Cedar River Clinics cited the leaked Supreme Court draft decision that would overturn Roe v. Wade and the expected influx of people seeking abortion services from other states as the reasons for expanding operations in Eastern Washington.
The clinic will provide full-service abortion care in Eastern Washington, where only three clinics currently provide both onsite surgical and medication abortion, in Yakima, Kennewick and Spokane. All are operated by Planned Parenthood. Planned Parenthood also operates eight other sites east of the Cascades that solely offer medication abortion.
The new Yakima clinic is opening at the same site where Cedar River Clinics’ previous abortion clinic operated. Abortion care at the new clinic will begin in July, but the clinic will begin taking appointments this week for a variety of health care services.
“We look forward to serving new and existing patients in the clinic and community we were founded in,” said Executive Director Connie Cantrell in a news release. “Due to growing wait times at local clinics, patients from Eastern Washington have been traveling to our clinics in Western Washington since we closed. We heard from our community members in Eastern Washington that they hoped we would reopen. We are so very proud to return to our roots.”
Cedar River Clinics’ Yakima location operated for over 30 years, opening in 1979 as Feminist Women’s Health Center, founded by Beverly Whipple and Deborah Lazaldi. “Their vision was to empower patients and trust them to make their own decisions about pregnancy care, prevention and termination; to promote informed decision‐making; and to ensure that abortion was locally accessible,” said clinic staff in the news release.

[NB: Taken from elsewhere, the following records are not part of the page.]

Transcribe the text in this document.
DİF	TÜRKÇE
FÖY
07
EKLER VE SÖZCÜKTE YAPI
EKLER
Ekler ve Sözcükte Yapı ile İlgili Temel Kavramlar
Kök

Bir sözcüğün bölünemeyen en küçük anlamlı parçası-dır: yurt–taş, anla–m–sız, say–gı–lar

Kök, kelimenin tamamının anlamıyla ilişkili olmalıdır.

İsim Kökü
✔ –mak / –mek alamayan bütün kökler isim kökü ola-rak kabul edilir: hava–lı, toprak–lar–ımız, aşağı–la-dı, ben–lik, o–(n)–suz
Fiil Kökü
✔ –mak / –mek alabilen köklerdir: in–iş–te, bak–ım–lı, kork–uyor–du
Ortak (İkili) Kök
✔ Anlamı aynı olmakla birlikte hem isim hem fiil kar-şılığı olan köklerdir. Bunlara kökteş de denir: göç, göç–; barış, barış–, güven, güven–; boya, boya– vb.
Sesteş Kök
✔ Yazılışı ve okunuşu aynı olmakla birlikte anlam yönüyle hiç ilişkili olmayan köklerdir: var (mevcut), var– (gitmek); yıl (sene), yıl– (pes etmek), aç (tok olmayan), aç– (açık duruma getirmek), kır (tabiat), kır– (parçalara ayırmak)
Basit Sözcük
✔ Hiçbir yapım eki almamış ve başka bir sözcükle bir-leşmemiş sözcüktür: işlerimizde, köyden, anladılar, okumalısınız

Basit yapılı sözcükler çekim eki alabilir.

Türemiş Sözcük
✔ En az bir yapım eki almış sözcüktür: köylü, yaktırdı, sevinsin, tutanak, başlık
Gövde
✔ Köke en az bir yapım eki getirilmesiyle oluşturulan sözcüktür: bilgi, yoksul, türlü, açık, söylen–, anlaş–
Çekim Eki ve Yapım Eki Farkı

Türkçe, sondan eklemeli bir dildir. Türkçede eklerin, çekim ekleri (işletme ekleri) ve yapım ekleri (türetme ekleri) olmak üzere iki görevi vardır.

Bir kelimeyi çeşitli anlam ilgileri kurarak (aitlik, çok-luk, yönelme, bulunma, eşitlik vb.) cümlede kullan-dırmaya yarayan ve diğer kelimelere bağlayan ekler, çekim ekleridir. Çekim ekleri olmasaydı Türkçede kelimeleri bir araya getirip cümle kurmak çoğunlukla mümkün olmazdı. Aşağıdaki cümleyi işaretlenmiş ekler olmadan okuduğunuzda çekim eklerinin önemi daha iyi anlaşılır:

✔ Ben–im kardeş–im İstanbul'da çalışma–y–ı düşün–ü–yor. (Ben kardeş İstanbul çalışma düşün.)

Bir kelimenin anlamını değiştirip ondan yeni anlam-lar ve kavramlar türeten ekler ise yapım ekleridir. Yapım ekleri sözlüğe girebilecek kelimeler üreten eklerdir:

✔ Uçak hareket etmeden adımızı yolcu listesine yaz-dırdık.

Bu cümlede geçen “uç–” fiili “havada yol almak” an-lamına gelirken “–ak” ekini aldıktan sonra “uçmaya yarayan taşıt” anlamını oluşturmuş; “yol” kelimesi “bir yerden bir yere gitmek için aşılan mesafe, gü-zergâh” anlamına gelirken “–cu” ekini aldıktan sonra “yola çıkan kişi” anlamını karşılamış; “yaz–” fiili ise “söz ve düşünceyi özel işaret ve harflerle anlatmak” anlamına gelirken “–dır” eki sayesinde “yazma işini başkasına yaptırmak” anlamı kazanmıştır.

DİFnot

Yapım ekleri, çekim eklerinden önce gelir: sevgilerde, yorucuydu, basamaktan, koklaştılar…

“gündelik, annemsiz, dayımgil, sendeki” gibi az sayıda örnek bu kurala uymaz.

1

In addition to abortion care, the Yakima clinic will provide birth control, routine wellness services and gender-affirming care for transgender and nonbinary patients through telehealth and in person.

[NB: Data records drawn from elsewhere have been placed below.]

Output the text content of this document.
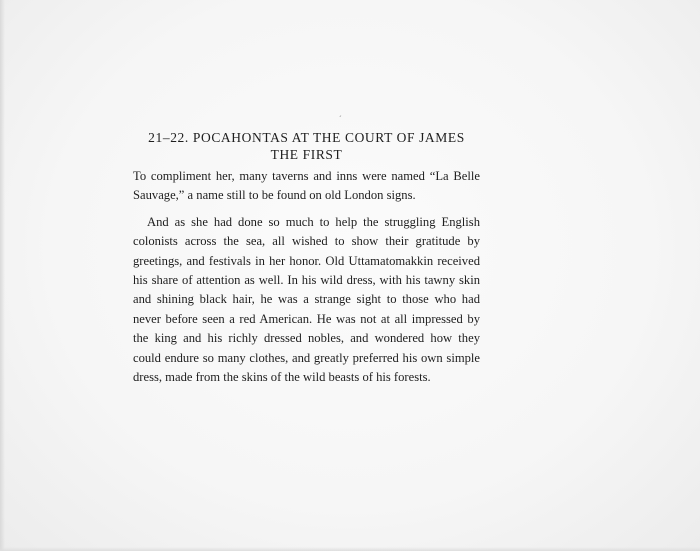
´
21–22. POCAHONTAS AT THE COURT OF JAMES
THE FIRST

To compliment her, many taverns and inns were named “La Belle Sauvage,” a name still to be found on old London signs.

And as she had done so much to help the struggling English colonists across the sea, all wished to show their gratitude by greetings, and festivals in her honor. Old Uttamatomakkin received his share of attention as well. In his wild dress, with his tawny skin and shining black hair, he was a strange sight to those who had never before seen a red American. He was not at all impressed by the king and his richly dressed nobles, and wondered how they could endure so many clothes, and greatly preferred his own simple dress, made from the skins of the wild beasts of his forests.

The clinic’s opening comes at a time when Washington state’s abortion care infrastructure is about to be tested by an anticipated reversal of Roe v. Wade, the proliferation of hospital mergers compromising affecting access to reproductive health care and an amplification of demand for abortion care from out-of-state patients, who already travel to the Pacific Northwest for abortion care.
The Guttmacher Institute has estimated that after Roe, the number of women of reproductive age whose nearest abortion clinic would be in Washington will increase by up to 385%. Now, one more clinic will be able to accommodate them.

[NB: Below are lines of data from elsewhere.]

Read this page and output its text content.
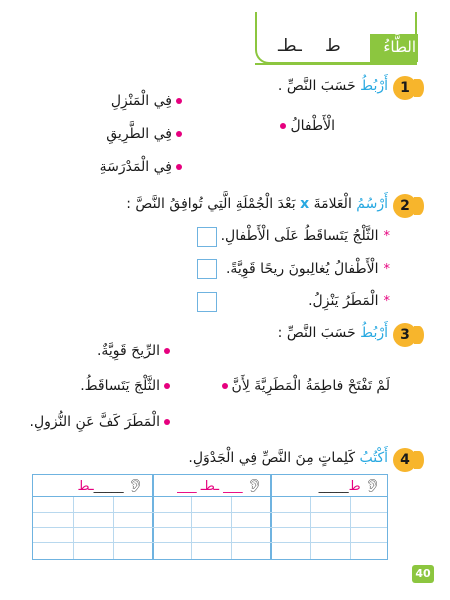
الطَّاءُ
ط
ـطـ
1
أَرْبُطُ حَسَبَ النَّصِّ .
الْأَطْفالُ
فِي الْمَنْزِلِ
فِي الطَّرِيقِ
فِي الْمَدْرَسَةِ
2
أَرْسُمُ الْعَلامَةَ x بَعْدَ الْجُمْلَةِ الَّتِي تُوافِقُ النَّصَّ :
*الثَّلْجُ يَتَساقَطُ عَلَى الْأَطْفالِ.
*الْأَطْفالُ يُغالِبونَ ريحًا قَوِيَّةً.
*الْمَطَرُ يَنْزِلُ.
3
أَرْبُطُ حَسَبَ النَّصِّ :
لَمْ تَفْتَحْ فاطِمَةُ الْمَطَرِيَّةَ لِأَنَّ
الرِّيحَ قَوِيَّةٌ.
الثَّلْجَ يَتَساقَطُ.
الْمَطَرَ كَفَّ عَنِ النُّزولِ.
4
أَكْتُبُ كَلِماتٍ مِنَ النَّصِّ فِي الْجَدْوَلِ.
👂︎ ط_____
👂︎ ___ ـطـ ___
👂︎ _____ـط
40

The surge could be especially acute east of the Cascades in Washington, where there are only three full-service abortion clinics offering both medication and surgical abortion in-clinic. The Cedar River Clinic in Yakima had previously been operating as a telehealth site offering medication abortion.
“We wanted to ensure access to reproductive and LGBTQ health care to the people of Eastern Washington closer to home,” said Cantrell in the news release. “With the upcoming SCOTUS decision, it is especially critical now to increase access to the full range of reproductive healthcare. Cedar River Clinics and our staff are committed to serving Washingtonians, and those escaping oppressive state governments, by providing the essential healthcare we are all entitled to.”
This story has been updated to correct outdated information on the number of eastern Washington health centers offering either surgical or medication abortions.